No, no, I could not, would not think of disturbing her marriage. It would be unthinkably immoral to try, and there was no reason to imagine that I would necessarily succeed if I did try! That way madness lay. I did not, looking at that pair, imagine that the glamour of a ‘celebrity’ would be much to conjure with. This made me think of how Hartley looked, that slightly vague fey look she had always had of looking past one. I had sometimes allowed myself the luxury of brooding upon her remorse. Perhaps she had felt remorse. But now—the person I had loved, and loved now, was not likely to be stupidly dazzled by a ‘reputation’. So if I was searching for cracks in the fabric . . . Well of course I was not doing that, I was just trying to understand. I could make little, on reflection, of le mari. I had expected, I now realized, an insignificant little man. I had doubtless required and wanted an insignificant little man. But Fitch was somehow, I could not quite think why, not insignificant. What was he like? What went on inside the sealed container of this marriage? And would I ever know? I could not help at least feeling rather pleased that Titus was adopted.
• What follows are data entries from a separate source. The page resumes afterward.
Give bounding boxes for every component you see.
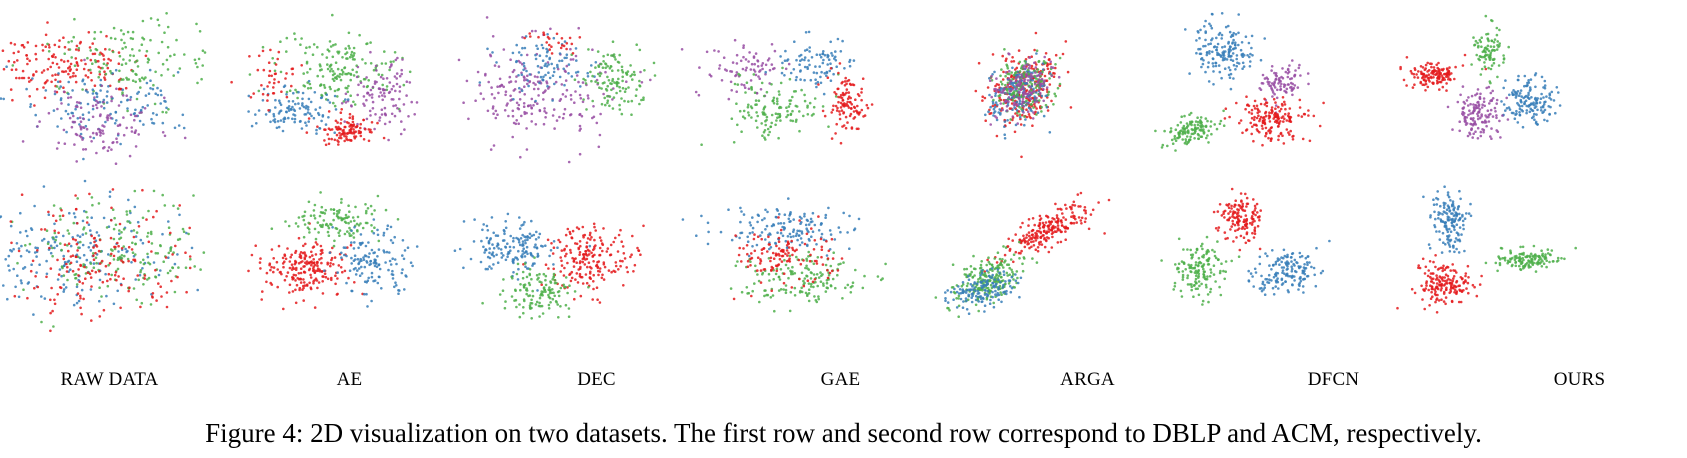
cluster-blue (0, 179, 199, 316)
cluster-green (481, 256, 590, 320)
cluster-red (1223, 95, 1325, 147)
cluster-red (523, 31, 582, 55)
cluster-blue (1422, 185, 1473, 254)
cluster-green (1154, 109, 1226, 152)
cluster-blue (247, 79, 350, 135)
cluster-red (1212, 187, 1262, 252)
cluster-red (9, 188, 192, 333)
cluster-blue (323, 218, 419, 308)
cluster-red (732, 215, 844, 301)
scatter-plot (1154, 12, 1325, 152)
scatter-panel-dblp-gae (674, 10, 899, 170)
scatter-panel-acm-ours (1362, 175, 1587, 335)
method-label-arga: ARGA (1060, 369, 1115, 390)
cluster-green (270, 191, 400, 248)
cluster-green (1484, 244, 1577, 273)
scatter-plot (680, 30, 874, 146)
scatter-plot (0, 179, 206, 333)
scatter-panel-dblp-dfcn (1134, 10, 1359, 170)
scatter-panel-acm-gae (674, 175, 899, 335)
scatter-plot (0, 12, 207, 165)
scatter-panel-acm-dfcn (1134, 175, 1359, 335)
scatter-plot (974, 31, 1073, 159)
scatter-plot (457, 16, 657, 164)
scatter-panel-acm-ae (216, 175, 441, 335)
scatter-panel-acm-dec (444, 175, 669, 335)
scatter-plot (934, 191, 1111, 318)
scatter-plot (1396, 185, 1577, 314)
cluster-purple (680, 38, 791, 101)
cluster-green (10, 189, 206, 328)
cluster-green (570, 40, 657, 116)
cluster-red (305, 108, 386, 147)
cluster-blue (944, 267, 1023, 315)
scatter-panel-acm-arga (910, 175, 1135, 335)
cluster-blue (984, 52, 1052, 140)
scatter-panel-dblp-arga (910, 10, 1135, 170)
scatter-plot (453, 212, 645, 320)
scatter-panel-dblp-ours (1362, 10, 1587, 170)
method-label-gae: GAE (820, 369, 861, 390)
cluster-purple (1446, 85, 1510, 140)
cluster-red (230, 48, 303, 112)
cluster-purple (21, 58, 187, 165)
cluster-red (983, 191, 1111, 273)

All this led me back to the now somehow central question: is she happy? Of course I knew enough about the mystery of marriage to be aware that this may be a frivolous question to ask about a married person. People may be settled into ways of life which preclude continued happiness, but which are satisfactory and far to be preferred to alternatives. A small number of married couples are increasingly pleased with each other and radiate happiness. Sidney and Rosemary Ashe radiated happiness. There was certainly no such radiation up at Nibletts; though of course I must take into account the unease caused by my sudden appearance. There had been an awkwardness the cause of which was obscure. And surely, if they had been very happy together, they would both instinctively have wanted to show off this happiness to the intruding outsider? A happy couple cannot help showing off. Sidney and Rosemary did it all the time. So did Victor and Julia. And yet this was inconclusive. What was plain, and this indeed was the thought which prevented the awful pain from beginning, was that I must soon see Hartley again, alone if possible, and get some clearer picture of the situation.